Aliya İzzetbegoviç, genç yaştan itibaren İslami çalışmalara ve Müslümanların sorunlarına ilgi gösterdi. Genç Müslümanlar Örgütüne üye olduğu gerekçesiyle 1946 yılında üç yıl hapse mahkûm edildi. İslam Deklarasyonu’nu yayımladı. 1983 yılında düşüncelerinden dolayı 14 yıl hapse mahkûm oldu, cezasının beş yılını hapiste geçirdi. Hapiste iken yazdığı notlar,”Özgürlüğe Kaçışım: Zindandan Notlar” kitabı olarak yayımlandı. Bu notlardan çok küçük bir bölümü paylaşmak istiyorum.
Birinci Bölüm:Hayat, İnsanlar ve Özgürlük Hakkında Notlar.- Hayatın anlamını kaybetmişsem ölmeliyim. – Çoğunlukla aşırı bir şekilde övülen” ölümü küçümseme” hasleti, hayata ( veya insana) saygı eksikliğinin bir neticesi olabilir.- Hiçbir kinim yok, fakat elem duyuyorum.- Hayatın kendinde, kendisine has bir gayesi vardır. Bu gaye, hayat gençlik, güzellik, sağlık ve özgürlük gibi tüm harici anlamlarını kaybettiğinde görünür hale gelir. O zaman hayatın güzelliğinin bu arzulanan ama geçici değerlerde değil, bizzat hayatın kendinde olduğunu görürüz! – Haset mutsuz insanları etkileyene bir talihsizliktir. Mutsuz oldukları için haset ederler. Oysa haset, talihsizliklerini ortadan kaldırmaz, daha da kötüleştirir.- Nietzsche, çok hassas bir adamdı, asla kendi Übermensch’i gibi değildi. 44 yaşında delirdi ve biyografi yazarlarına göre bunun görünür sebebi, Turin Caddesindeki bir manzaraydı. Filozof evinden ayrılırken atını acımasızca kamçılayan bir arabacı gördü. Kamçılanan hayvana doğru gitti, onu kibarca kucakladı ve ağladı, ardından da yığılıp kaldı. 12 yıl daha yaşadı, ama cinnetten hiç kurtulamadı. Biz neysek oyuz, olmayı düşündüğümüz veya olmayı istediğimiz şey değil.

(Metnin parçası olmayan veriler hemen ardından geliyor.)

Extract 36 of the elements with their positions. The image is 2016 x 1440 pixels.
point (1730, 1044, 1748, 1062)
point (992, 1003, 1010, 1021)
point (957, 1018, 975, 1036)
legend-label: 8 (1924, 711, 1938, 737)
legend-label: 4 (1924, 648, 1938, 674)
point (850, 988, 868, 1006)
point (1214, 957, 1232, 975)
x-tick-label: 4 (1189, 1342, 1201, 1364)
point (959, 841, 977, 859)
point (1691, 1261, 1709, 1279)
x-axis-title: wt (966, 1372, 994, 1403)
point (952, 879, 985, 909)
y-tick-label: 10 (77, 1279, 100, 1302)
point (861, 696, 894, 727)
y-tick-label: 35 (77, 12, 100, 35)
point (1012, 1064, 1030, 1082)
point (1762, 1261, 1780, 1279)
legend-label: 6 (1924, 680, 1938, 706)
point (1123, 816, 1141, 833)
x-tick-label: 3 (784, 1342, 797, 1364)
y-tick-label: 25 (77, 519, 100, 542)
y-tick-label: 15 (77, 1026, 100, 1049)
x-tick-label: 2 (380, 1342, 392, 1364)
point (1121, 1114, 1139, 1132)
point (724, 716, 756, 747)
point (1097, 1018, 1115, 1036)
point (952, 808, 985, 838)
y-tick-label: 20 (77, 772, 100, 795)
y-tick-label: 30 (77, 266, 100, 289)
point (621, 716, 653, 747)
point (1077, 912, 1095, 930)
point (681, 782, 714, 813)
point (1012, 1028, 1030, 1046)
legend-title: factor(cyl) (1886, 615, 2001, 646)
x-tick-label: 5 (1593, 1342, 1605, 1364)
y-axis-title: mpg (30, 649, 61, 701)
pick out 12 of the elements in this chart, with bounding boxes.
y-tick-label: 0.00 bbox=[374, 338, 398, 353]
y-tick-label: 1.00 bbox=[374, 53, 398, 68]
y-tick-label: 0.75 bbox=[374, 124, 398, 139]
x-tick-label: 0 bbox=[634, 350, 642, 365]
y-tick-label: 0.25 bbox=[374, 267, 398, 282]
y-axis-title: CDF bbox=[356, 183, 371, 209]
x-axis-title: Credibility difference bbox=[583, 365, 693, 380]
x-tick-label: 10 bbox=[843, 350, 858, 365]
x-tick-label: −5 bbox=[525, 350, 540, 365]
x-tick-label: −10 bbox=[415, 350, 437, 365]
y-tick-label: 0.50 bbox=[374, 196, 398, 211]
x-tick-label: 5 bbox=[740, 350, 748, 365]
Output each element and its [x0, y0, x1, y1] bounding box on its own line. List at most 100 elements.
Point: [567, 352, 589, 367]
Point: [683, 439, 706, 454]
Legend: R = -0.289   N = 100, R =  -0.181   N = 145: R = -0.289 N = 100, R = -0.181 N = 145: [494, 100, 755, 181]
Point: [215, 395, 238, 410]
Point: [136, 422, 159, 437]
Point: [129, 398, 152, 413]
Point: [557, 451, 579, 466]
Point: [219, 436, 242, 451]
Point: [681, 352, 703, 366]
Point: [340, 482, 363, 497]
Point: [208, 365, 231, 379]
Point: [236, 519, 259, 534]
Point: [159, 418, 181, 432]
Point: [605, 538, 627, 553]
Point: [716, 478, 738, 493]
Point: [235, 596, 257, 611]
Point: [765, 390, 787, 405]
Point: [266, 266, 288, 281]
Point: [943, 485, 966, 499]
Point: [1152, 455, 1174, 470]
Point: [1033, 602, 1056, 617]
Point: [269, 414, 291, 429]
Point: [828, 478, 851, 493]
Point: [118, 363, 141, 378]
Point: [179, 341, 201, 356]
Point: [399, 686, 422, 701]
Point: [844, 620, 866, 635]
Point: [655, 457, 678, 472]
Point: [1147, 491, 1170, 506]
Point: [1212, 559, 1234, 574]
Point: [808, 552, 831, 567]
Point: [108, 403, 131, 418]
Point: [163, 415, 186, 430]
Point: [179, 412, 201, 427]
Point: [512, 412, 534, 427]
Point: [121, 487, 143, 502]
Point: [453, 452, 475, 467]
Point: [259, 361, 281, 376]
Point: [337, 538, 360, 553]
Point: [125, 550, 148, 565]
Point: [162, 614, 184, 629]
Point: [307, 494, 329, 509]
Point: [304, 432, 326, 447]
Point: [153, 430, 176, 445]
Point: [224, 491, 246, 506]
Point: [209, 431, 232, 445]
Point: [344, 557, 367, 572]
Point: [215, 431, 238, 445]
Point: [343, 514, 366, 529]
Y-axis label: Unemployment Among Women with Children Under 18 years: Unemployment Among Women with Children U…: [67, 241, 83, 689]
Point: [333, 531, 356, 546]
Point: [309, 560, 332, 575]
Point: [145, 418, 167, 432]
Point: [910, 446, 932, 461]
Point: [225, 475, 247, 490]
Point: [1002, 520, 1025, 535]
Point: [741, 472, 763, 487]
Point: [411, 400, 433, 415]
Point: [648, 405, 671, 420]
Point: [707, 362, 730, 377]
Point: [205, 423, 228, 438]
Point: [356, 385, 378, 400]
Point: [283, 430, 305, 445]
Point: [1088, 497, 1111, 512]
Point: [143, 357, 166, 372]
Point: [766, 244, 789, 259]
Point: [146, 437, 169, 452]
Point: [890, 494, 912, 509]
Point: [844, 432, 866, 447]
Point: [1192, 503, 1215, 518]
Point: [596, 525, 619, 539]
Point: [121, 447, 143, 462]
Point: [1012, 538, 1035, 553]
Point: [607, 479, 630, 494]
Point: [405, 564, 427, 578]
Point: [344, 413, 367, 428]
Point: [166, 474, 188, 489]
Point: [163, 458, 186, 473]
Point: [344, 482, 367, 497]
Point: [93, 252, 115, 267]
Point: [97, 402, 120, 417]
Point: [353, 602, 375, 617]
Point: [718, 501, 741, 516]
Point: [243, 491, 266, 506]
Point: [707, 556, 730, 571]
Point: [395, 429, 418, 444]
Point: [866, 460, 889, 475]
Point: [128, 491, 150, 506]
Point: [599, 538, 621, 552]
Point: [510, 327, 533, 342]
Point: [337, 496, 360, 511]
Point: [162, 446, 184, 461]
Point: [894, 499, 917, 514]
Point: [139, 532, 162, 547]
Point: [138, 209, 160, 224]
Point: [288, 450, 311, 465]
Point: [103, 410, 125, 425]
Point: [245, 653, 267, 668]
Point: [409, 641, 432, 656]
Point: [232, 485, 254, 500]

İkinci Bölüm: Din ve Ahlak.( 1) Tarihi bir fenomen olarak her dinin iki yönü vardır: Bir “ilim” olarak vahiydir; uygulama olarak ise insanların eseridir. Allah inancı vahyeder, insanlar ise uygular. Dinde büyük ve yüce olan her şey Allah’tandır. Hatalı ve değersiz olan her şey insanlardandır. Din bilgi konusundaki bu uzlaşıda insanın rolü ikilidir: Bir yandan o henüz tahrif edilmemiş dini bilgiyi suistimal eder, uygulamaz veya hatalı uygular, diğer yandan söz konusu bilgiyi çarpıtır, değiştirir. Tarih bize bu iki durumla ilgili sayısız misal sunmaktadır.
Üçüncü Bölüm: Siyaset. (1) Ölüm cezasının ilga edilmesi talebi, ceza kanununda mağdurdan ziyade suçluya önem verme yönündeki eğilimin mütemmim bir cüzüdür. İleri sürülen argumanlar sorunludur. Mesele size ölüm cezasının icrasıyla ilgili ayrıntıları anlatır ve onun lehinde olup olmadığınızı sorarlar. Suçun işlenişi ve suçun mağdur ve ailesinde bıraktığı korkunç etki konusundaki ayrıntıları da anlatabilir ve aynı soruyu sorabilirlerdi. Ancak sanki ortada iki değil sadece bir adam öldürme-yani katile karşı uygulanacak ölüm cezası- varmış gibi işin bu tarafı da kenara bırakılır.
(2) Demokrasi ve istikrar birbirine bağlıdır. İstikrar için demokrasiye, demokrasi için istikrara ihtiyacımız var.
(3) İhtiyaç duyduğumuz şey, inanan insanlar mıdır yoksa düşünen insanlar mı? Bunlar birbirlerini dışlar mı?
(4) İstatistikler, bugün yaşayan her insanın 20 milyon civarında ecdadı olduğunu söylüyor. Bu hesap, insanlığın bilindiği varsayılan tarihe göre yapılıyor.